Personally Identifiable Information (PII) is the type of information that needs to be protected because the inadvertent disclosure or inappropriate access requires a breach notification or is subject to financial fines. Information such as Social Security Numbers, Driver’s License numbers or Hawaiʻi Identification Card numbers, Financial Account numbers, PCI-DSS information, and Health information, including anything covered by the Health Insurance Portability and Accountability Act (HIPAA) are categorized as “Regulated” by the University of Hawaiʻi.

New University Data Governance and Data Classification Policies

E2.215 Institutional Data Governance — Established to provide principles governing the management and use of data and information at the University, including, but not limited to, the collection and creation, privacy and security, and integrity and quality of that data and information.

E2.214 Data Classification Categories — Established to organize UH Institutional Data into data classification categories based on the different levels of security risk and penalties that may result from the inadvertent exposure and inappropriate disclosure of those data. The categories are: Public, Restricted, Sensitive, and Regulated.

Do you handle PII, “UH Sensitive”, or “UH Regulated” data?

If at any point you handle or view any sensitive data or regulated data, you must acknowledge the online General Confidentiality Notice, found at https://www.hawaii.edu/its/acer/ . The general confidentiality notice identifies the types of information that is considered sensitive and confidential (note that it is not exhaustive). The document also identifies the responsibilities of people who have access to sensitive information.

You should also take the Information Security Awareness Training found in Laulima. This brief course goes over various topics, such as data breaches, securing information, and policy. A link to the Security Awareness Training could be found here: https://www.hawaii.edu/infosec/training/.
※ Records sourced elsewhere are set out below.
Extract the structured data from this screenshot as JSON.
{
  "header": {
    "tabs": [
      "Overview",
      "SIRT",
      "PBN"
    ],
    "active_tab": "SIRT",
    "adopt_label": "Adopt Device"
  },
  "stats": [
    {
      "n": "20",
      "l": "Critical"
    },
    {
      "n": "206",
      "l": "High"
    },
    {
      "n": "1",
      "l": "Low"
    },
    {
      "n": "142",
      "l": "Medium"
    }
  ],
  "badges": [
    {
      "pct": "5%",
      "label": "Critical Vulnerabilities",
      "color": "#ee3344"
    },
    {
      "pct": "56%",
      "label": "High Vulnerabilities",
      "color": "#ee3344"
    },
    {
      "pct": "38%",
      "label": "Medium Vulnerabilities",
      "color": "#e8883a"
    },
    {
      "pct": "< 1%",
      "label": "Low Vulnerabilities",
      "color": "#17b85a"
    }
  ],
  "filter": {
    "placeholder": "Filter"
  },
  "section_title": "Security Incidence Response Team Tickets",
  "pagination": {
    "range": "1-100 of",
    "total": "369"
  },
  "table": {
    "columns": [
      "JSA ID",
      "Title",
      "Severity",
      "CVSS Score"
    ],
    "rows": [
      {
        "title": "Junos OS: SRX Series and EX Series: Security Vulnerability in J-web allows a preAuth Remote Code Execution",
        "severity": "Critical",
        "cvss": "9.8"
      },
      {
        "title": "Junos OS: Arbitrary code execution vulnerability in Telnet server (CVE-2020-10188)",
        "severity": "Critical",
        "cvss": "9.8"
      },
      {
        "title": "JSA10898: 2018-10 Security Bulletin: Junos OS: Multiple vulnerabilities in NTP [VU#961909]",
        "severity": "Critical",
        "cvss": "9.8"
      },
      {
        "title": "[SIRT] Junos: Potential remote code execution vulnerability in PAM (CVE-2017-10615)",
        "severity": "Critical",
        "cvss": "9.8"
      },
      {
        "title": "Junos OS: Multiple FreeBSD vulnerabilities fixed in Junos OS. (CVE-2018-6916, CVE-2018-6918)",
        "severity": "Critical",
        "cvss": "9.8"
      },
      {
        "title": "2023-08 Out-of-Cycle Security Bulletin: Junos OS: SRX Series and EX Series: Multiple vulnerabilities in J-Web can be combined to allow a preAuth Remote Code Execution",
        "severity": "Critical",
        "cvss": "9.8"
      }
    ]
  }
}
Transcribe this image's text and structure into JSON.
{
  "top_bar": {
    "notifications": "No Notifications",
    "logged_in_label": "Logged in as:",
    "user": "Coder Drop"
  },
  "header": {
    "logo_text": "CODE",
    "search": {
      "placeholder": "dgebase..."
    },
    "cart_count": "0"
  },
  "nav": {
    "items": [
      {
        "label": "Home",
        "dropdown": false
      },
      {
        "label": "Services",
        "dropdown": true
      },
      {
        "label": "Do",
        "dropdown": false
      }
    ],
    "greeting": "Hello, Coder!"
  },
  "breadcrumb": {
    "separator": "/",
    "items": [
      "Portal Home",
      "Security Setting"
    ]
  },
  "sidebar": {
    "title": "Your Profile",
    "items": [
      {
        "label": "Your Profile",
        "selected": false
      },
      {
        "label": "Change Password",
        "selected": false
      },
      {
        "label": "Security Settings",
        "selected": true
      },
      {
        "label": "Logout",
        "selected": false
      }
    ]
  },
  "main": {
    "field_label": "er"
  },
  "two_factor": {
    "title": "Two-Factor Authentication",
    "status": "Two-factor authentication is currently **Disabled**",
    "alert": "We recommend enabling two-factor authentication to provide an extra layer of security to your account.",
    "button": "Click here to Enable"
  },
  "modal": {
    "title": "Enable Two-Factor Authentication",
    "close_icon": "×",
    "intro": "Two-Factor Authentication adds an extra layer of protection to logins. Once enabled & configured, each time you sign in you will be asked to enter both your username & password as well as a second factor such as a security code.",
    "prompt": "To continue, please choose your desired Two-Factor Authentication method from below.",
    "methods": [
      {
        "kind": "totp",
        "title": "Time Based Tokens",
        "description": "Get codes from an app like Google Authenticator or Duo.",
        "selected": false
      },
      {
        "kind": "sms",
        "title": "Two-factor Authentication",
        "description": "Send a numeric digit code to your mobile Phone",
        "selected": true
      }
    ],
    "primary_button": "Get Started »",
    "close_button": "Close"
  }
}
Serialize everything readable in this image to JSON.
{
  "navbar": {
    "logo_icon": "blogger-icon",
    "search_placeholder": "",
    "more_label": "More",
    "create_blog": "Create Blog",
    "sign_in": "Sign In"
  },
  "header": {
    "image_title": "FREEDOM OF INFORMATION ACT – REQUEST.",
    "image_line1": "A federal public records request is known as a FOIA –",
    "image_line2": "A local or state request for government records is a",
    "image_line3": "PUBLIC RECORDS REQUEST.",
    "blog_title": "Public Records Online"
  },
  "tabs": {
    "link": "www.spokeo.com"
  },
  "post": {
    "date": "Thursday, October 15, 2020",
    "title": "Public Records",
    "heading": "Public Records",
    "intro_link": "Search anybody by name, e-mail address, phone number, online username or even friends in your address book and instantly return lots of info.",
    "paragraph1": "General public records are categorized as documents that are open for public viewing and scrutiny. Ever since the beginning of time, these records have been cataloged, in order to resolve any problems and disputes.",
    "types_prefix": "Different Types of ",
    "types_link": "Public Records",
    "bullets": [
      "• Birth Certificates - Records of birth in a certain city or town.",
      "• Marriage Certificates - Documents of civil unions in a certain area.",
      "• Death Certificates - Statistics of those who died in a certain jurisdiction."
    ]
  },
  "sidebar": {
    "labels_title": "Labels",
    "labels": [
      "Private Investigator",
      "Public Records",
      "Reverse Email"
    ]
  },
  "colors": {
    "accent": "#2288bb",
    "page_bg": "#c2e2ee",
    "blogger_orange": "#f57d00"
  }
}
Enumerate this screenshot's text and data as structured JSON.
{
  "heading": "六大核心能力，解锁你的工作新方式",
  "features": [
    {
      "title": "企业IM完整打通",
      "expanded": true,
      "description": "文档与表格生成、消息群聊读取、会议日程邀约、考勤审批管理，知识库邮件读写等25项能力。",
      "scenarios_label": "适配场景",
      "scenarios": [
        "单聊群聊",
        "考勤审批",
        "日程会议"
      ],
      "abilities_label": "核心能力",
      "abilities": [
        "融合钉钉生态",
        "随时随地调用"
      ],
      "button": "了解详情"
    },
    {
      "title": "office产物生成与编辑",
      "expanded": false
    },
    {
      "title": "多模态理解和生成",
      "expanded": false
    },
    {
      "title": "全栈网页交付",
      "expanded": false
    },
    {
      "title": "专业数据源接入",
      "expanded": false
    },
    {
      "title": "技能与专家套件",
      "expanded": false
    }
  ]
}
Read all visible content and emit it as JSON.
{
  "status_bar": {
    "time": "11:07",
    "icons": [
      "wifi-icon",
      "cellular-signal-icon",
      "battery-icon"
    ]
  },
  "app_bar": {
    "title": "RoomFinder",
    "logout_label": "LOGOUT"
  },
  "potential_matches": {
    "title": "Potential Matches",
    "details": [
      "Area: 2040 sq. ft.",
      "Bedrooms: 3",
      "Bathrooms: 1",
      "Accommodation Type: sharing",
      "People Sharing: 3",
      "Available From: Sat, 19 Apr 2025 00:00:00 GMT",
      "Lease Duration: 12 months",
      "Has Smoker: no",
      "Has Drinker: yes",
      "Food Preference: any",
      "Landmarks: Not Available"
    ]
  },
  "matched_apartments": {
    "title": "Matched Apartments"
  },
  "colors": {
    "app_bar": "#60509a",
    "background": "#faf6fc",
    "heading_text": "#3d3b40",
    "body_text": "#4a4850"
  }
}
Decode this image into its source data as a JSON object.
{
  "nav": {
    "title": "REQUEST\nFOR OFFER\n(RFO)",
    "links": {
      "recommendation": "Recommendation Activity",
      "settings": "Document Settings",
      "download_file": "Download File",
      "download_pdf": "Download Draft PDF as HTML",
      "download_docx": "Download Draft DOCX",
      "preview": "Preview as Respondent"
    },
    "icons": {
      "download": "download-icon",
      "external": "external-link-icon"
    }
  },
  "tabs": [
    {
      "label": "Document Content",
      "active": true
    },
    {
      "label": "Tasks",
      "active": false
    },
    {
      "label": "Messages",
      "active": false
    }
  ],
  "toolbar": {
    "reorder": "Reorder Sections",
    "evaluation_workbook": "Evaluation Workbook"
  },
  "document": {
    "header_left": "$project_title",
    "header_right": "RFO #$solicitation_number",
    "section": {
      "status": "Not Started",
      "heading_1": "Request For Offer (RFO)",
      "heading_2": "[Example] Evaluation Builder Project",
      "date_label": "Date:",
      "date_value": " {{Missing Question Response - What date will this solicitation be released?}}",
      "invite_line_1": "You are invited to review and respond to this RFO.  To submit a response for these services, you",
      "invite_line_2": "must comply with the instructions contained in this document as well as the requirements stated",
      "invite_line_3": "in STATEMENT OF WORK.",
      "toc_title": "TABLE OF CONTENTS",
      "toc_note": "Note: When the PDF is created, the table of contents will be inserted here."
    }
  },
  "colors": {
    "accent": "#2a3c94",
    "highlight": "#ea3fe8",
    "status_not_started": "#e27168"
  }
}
Do you store “UH Regulated” data electronically or in paper format?

According to Hawaiʻi Revised Statutes (HRS) 487N-7, any personal information system (regardless if it is paper-based or electronic) needs to be reported. For the University of Hawaiʻi, this information needs to be reported in the Personal Information Survey site . This information survey MUST be reviewed and updated yearly.

Are you responsible for a server running on the UH Network?

If you are hosting a server on the University of Hawaiʻi network (regardless if it is behind a firewall) MUST be registered on the Server Registration site . In addition to registering your server, it must be scanned for vulnerabilities and sensitive information yearly. More information on this requirement can be found here: https://hawaii.edu/askus/1312 .

Information Security is ALL OUR Responsibility

Everyone is responsible for the privacy of sensitive information. This task should not be left for one person to accomplish. It requires everyone’s comprehension and participation to be effective. Everyone should know and understand the procedures of securing data at the University of Hawaiʻi.